Селия минутку смотрела на нее, потом опустила глаза, чтобы поглядеть на куклу, которую ей протянула Элен. Ей хотелось вставить слово, сказать, что, возможно, и так, что Хуану, возможно, захотелось сделать ей подарок, и тогда — но что тогда и с чего бы это Хуану пользоваться Телль как ширмой, даже напротив, воспользоваться Телль в таком деле было бы нетактично, хотя Элен ничуть не тревожило, что Телль любовница Хуана; в любом случае лучше помолчать, но тогда почему Элен назвала Хуана, назвала так, будто хочет нарушить вето, приглашает говорить о Хуане, чтобы Хуан вошел в нашу беседу, в которой уже прошли чередой имена всех друзей. Мне вспомнилась маленькая сценка, при которой я присутствовала, не придав ей значения, но которую поняла потом, когда их узнала поближе. Странная такая. Мы сидели на террасе кафе на площади Республики — почему нас туда занесло, не знаю, вообще-то мы этот район не любили, но, возможно, то была одна из тех бессмысленных встреч, какие устраивал Калак или мой сосед, — и вот, когда нам принесли кофе, и кто-то передавал сахарницу, и чьи-то пальцы погружались в нее и вынимали кусочки сахара, я в эту минуту посмотрела на сахарницу, возможно в ожидании своей очереди, и увидела, как Хуан запустил туда два длинных, тонких пальца, похожих на пальцы хирурга, который у меня вырезал аппендицит, потом эти искусные пальцы хирурга появились, неся кубик рафинада как бы в клюве, но вместо того, чтобы бросить его в свою чашку, они двинулись к чашке Элен и мягко опустили в нее кубик, и я увидела — а я еще мало их знала и потому это не забылось, — я увидела, что Элен смотрит на Хуана, смотрит взглядом, который никому не показался бы странным, если бы одновременно не видеть лицо Хуана, и я почувствовала, что тут что-то не так, что это отказ, безусловное «нет» этому движению Хуана, этому куску сахара, который Хуан опустил в кофе Элен, и Хуан, видно, понял, он резко отдернул руку и даже не взял себе сахару, лишь секунду поглядел на Элен, затем потупился, ну будто вдруг ощутил усталость, или отключился, или с горечью покорился несправедливости. И только тогда Элен сказала: «Спасибо».

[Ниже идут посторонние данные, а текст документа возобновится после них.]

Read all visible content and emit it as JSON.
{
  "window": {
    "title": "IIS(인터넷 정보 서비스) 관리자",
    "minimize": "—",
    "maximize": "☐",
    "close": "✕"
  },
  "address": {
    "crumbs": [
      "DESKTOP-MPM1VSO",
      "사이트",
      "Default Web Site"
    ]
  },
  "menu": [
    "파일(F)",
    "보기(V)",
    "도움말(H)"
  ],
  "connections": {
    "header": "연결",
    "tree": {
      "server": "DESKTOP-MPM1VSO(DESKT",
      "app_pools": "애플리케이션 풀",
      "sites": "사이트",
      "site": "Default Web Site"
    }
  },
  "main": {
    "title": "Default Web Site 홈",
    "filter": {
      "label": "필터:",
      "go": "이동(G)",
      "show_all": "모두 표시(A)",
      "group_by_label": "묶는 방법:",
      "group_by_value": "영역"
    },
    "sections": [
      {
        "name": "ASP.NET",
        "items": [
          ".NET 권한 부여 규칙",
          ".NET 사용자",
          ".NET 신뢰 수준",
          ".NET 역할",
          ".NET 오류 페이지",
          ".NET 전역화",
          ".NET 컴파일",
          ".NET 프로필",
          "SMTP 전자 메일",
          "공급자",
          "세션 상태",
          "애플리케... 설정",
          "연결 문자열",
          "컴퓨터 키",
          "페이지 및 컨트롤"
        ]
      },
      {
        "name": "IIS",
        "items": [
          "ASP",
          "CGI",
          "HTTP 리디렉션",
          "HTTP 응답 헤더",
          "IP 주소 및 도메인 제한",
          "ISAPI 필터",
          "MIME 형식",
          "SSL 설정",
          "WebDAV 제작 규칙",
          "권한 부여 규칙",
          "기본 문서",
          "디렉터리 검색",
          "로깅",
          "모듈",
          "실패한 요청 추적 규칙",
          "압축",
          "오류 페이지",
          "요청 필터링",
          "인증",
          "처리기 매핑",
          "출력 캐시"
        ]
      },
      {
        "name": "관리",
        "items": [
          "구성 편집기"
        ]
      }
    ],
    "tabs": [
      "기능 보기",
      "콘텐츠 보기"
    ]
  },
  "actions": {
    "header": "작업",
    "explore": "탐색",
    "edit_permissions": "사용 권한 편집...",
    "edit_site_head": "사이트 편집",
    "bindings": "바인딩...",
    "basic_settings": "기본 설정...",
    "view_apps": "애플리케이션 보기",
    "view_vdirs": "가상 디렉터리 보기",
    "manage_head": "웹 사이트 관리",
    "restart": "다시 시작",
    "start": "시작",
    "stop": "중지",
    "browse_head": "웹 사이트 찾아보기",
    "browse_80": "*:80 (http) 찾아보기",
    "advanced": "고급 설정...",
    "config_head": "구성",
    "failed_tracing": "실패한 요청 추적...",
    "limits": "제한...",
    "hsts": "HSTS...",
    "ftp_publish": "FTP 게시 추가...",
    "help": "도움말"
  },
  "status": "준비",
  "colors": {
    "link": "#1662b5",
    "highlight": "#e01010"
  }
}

— Нелепый подарок, — сказала Элен. — Но в этом его прелесть, надеюсь, мне не грозит, что Телль станет посылать коробки венского шоколада. Жаль, что я к куклам равнодушна.
— Но эта очень миленькая, она особенная, — сказала Селия, осматривая куклу со всех сторон. — Так и хочется скинуть лет десять, чтобы поиграть с ней, смотри, какое у нее бельишко, она же полностью одета, вот трусики, даже soutien-gorge [61] есть, и в этом что-то порочное, если подумать, личико-то у нее совсем детское.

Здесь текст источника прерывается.